Ils incarnent Pierre et Berthe, des jumeaux dont la relation est si fusionnelle qu'elle trouble profondément les rêves de Pierre, qui ne rêve pourtant que d'aller combattre les nazis. Émile Schneider et Juliette Gosselin entrent dans l'univers de Forcier par la grande porte, au sein d'une distribution haut de gamme. Un bonheur pour ces jeunes comédiens qui admirent son oeuvre.

Ils n'étaient pas nés quand la plupart des films de Forcier sont sortis, mais ils ont fait leurs devoirs. Non seulement Émile Schneider et Juliette Gosselin connaissent les films du cinéaste, ils sont aussi des fans. 

«C'est une drôle de circonstance, mais quand j'étais au cégep, il fallait faire un film de fin d'études sur un artiste québécois et j'avais choisi Forcier, raconte Juliette Gosselin. Il était même venu faire la narration!» 

«J'avais vu La comtesse de Bâton Rouge, et je m'étais dit, "c'est qui ce gars-là? je vais faire n'importe quoi pour savoir c'est qui", poursuit Émile Schneider. C'était deux ans avant de connaître son fils qui ne m'avait jamais dit que c'était son père. Je l'ai finalement rencontré, et ça m'a confirmé que c'était le genre de personnage qui n'était pas assez connu chez les jeunes.»

Ils s'entendent tous les deux pour dire qu'André Forcier est, en quelque sorte, un trésor national. 

«Chez André, tout est plus grand que nature, c'est décalé, c'est poétique», pense Juliette Gosselin.

«Il brise beaucoup de conventions, il défigure le réalisme qui est très présent dans le cinéma, croit pour sa part Schneider.
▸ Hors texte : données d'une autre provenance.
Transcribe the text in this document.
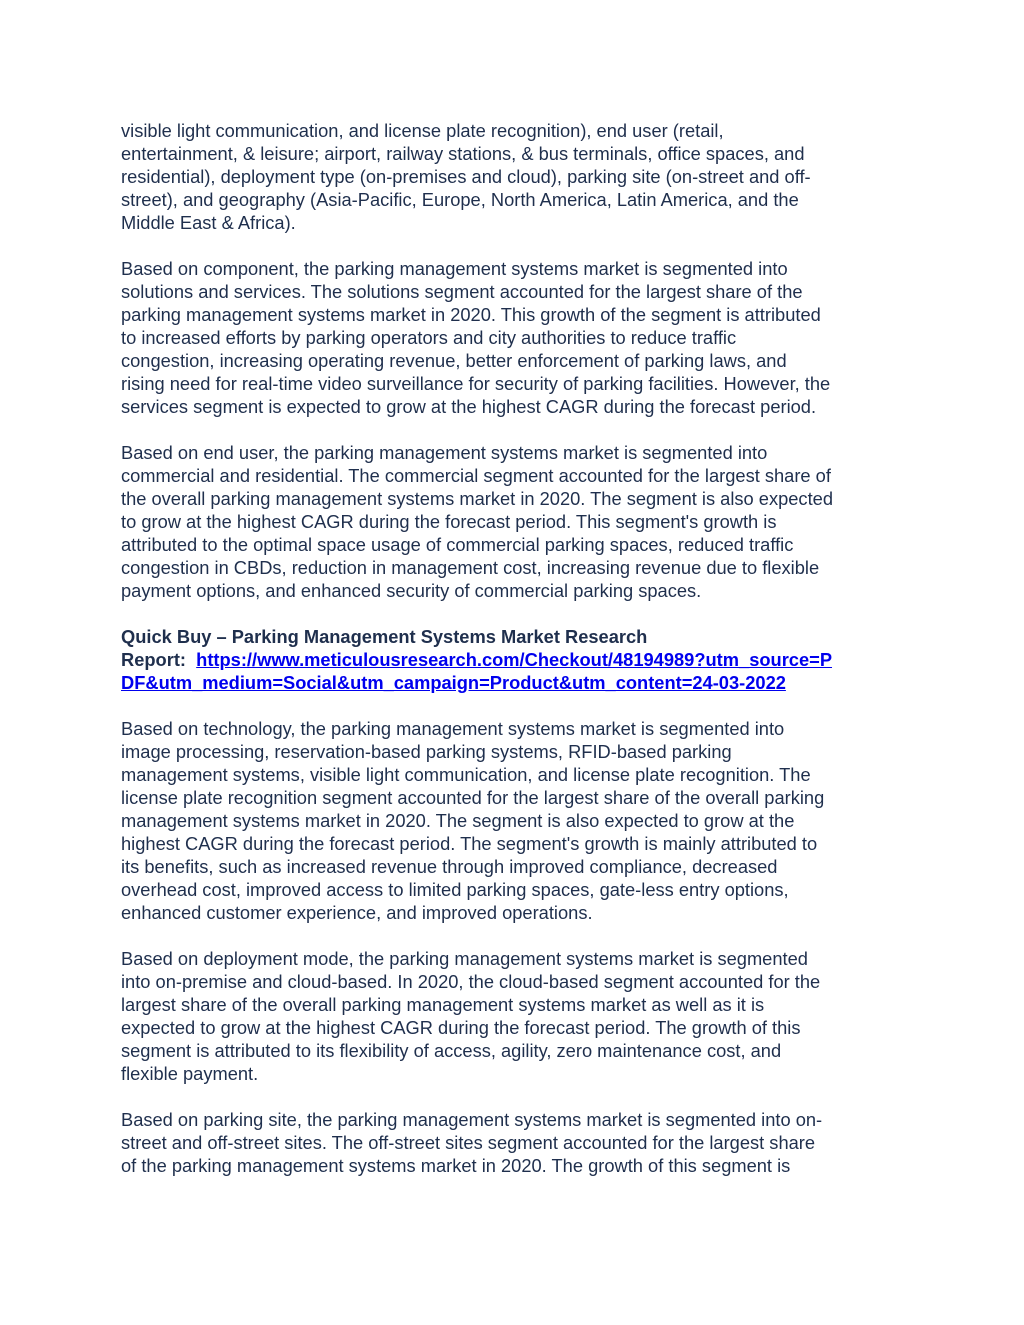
visible light communication, and license plate recognition), end user (retail,
entertainment, & leisure; airport, railway stations, & bus terminals, office spaces, and
residential), deployment type (on-premises and cloud), parking site (on-street and off-
street), and geography (Asia-Pacific, Europe, North America, Latin America, and the
Middle East & Africa).
Based on component, the parking management systems market is segmented into
solutions and services. The solutions segment accounted for the largest share of the
parking management systems market in 2020. This growth of the segment is attributed
to increased efforts by parking operators and city authorities to reduce traffic
congestion, increasing operating revenue, better enforcement of parking laws, and
rising need for real-time video surveillance for security of parking facilities. However, the
services segment is expected to grow at the highest CAGR during the forecast period.
Based on end user, the parking management systems market is segmented into
commercial and residential. The commercial segment accounted for the largest share of
the overall parking management systems market in 2020. The segment is also expected
to grow at the highest CAGR during the forecast period. This segment's growth is
attributed to the optimal space usage of commercial parking spaces, reduced traffic
congestion in CBDs, reduction in management cost, increasing revenue due to flexible
payment options, and enhanced security of commercial parking spaces.
Quick Buy – Parking Management Systems Market Research
Report:  https://www.meticulousresearch.com/Checkout/48194989?utm_source=P
DF&utm_medium=Social&utm_campaign=Product&utm_content=24-03-2022
Based on technology, the parking management systems market is segmented into
image processing, reservation-based parking systems, RFID-based parking
management systems, visible light communication, and license plate recognition. The
license plate recognition segment accounted for the largest share of the overall parking
management systems market in 2020. The segment is also expected to grow at the
highest CAGR during the forecast period. The segment's growth is mainly attributed to
its benefits, such as increased revenue through improved compliance, decreased
overhead cost, improved access to limited parking spaces, gate-less entry options,
enhanced customer experience, and improved operations.
Based on deployment mode, the parking management systems market is segmented
into on-premise and cloud-based. In 2020, the cloud-based segment accounted for the
largest share of the overall parking management systems market as well as it is
expected to grow at the highest CAGR during the forecast period. The growth of this
segment is attributed to its flexibility of access, agility, zero maintenance cost, and
flexible payment.
Based on parking site, the parking management systems market is segmented into on-
street and off-street sites. The off-street sites segment accounted for the largest share
of the parking management systems market in 2020. The growth of this segment is
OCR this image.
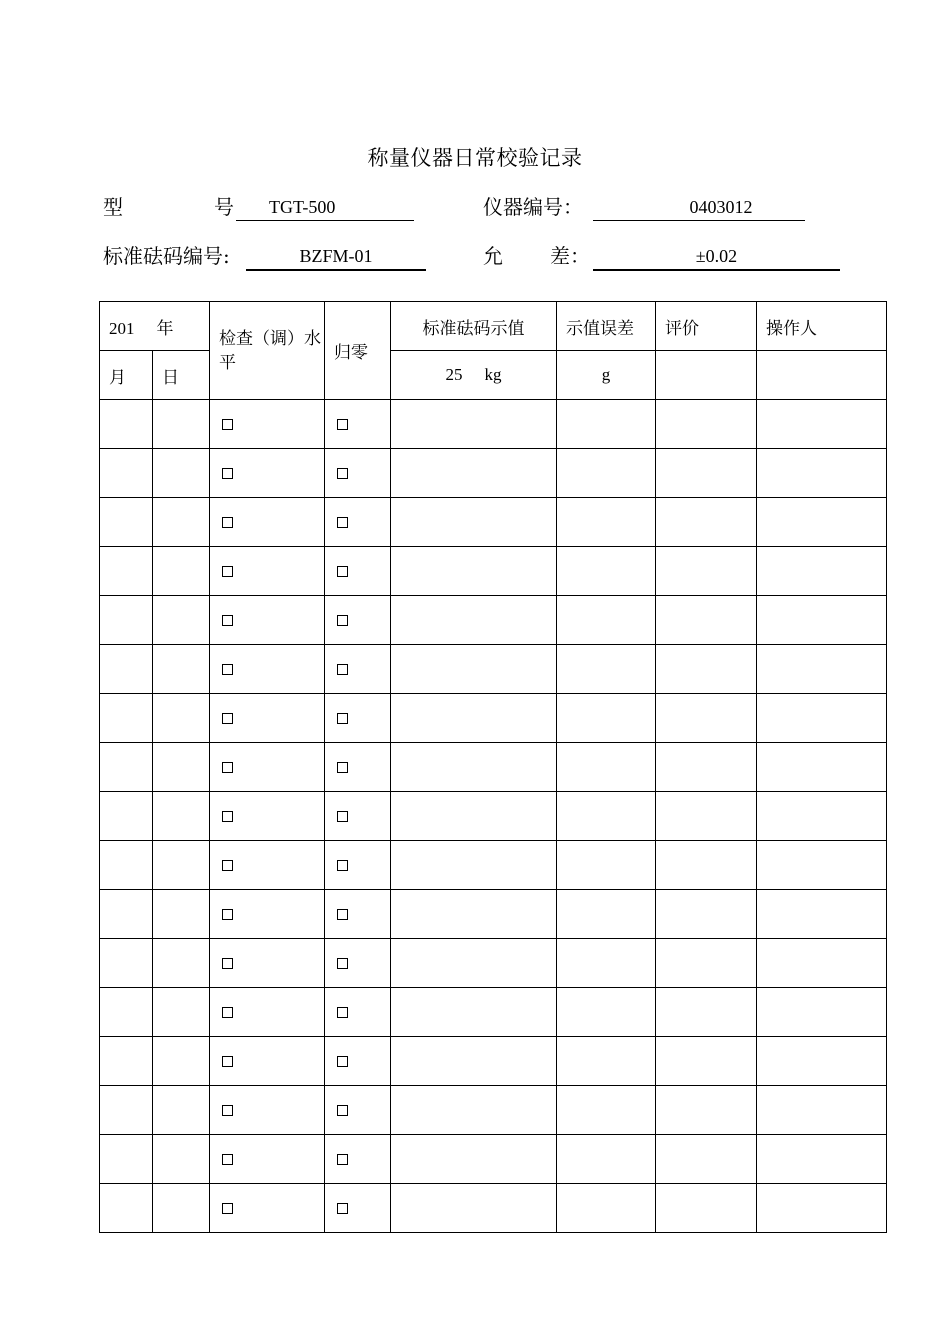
称量仪器日常校验记录
型	号	TGT-500	仪器编号：	0403012
标准砝码编号:	BZFM-01	允 差：	±0.02
201 年		检查（调）水平	归零	标准砝码示值	示值误差	评价	操作人
月	日			25 kg	g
On a de la misère à sortir du réalisme, jusque dans l'interprétation. Dans le film, on est tout le temps juste un petit peu à côté de ce qu'on dirait normalement. Je pense que Forcier est l'une des figures de proue des décolonisateurs de notre imaginaire.»

Ils n'ont pas auditionné ensemble avant d'être choisis, mais ils sont allés manger une lasagne chez André Forcier et la chimie a été parfaitement naturelle. Jouer dans un film de Forcier, à leur jeune âge, c'est aussi entrer dans un club d'acteurs et d'actrices enthousiastes qui ont toujours été fidèles au réalisateur. «Aucune expérience ne va ressembler à ça, souligne Gosselin. C'est vraiment un trip d'acteur. Tu sais que tu ne vas pas jouer toi-même, il amène les gens dans d'autres directions. C'est un calvaire pour moi de me voir dans un film, mais pas dans celui-là, car Berthe est tellement loin de moi. J'avais du recul.»

«Il aime beaucoup les gens avec qui il travaille. Et tu as envie de travailler avec quelqu'un comme ça», ajoute Émile Schneider.

«Il est d'une douceur, d'une délicatesse, d'une attention, d'une générosité, et du moment où il te dit oui, tu vas être dans le navire avec lui, et même qu'il va te ramasser parfois. Il est un humain très humain, avec ses défauts et ses qualités, mais cette sincérité là, je l'ai rarement vue de façon aussi vibrante et vivante.»

Puisque tout est possible dans l'univers de Forcier, ils n'ont pas du tout été mal à l'aise en ce qui concerne le désir incestueux de Pierre et Berthe. «Je n'ai jamais vu ça comme quelque chose de pervers ou de malsain, j'ai juste été touchée par leur relation», confie Gosselin.

Émile Schneider, un amoureux de la poésie, déplore la disparition de la contre-culture au Québec, ainsi que des lieux mythiques comme la Médiathèque Gaëtan-Dostie, menacée d'expulsion. Jouer dans un film de Forcier n'est pour lui rien de moins qu'un cadeau. «C'est un objet en soi, c'est une fresque. Tu peux décomposer ce film dans tellement de dimensions, mais je pense qu'il faut suivre la poésie du texte. D'avoir encore des humains qui s'accrochent à ça dans leurs créations, c'est tellement rare. J'ai senti que de faire un film comme ça, en 2016, s'inscrit dans une démarche de création du cinéma au Québec et que, pour tous les jeunes qui veulent en faire, c'est un pont entre les générations. On va bientôt entrer dans une nouvelle ère du cinéma, avec des technologies qui se développent rapidement, et on a tourné comme on le faisait avant. On voyait sur le plateau les techniciens de la vieille garde et les jeunes qui apprenaient. C'était magique. Il faut protéger notre cinéma, nos lieux de culture, il faut en prendre soin, comme il faut prendre soin d'André Forcier.»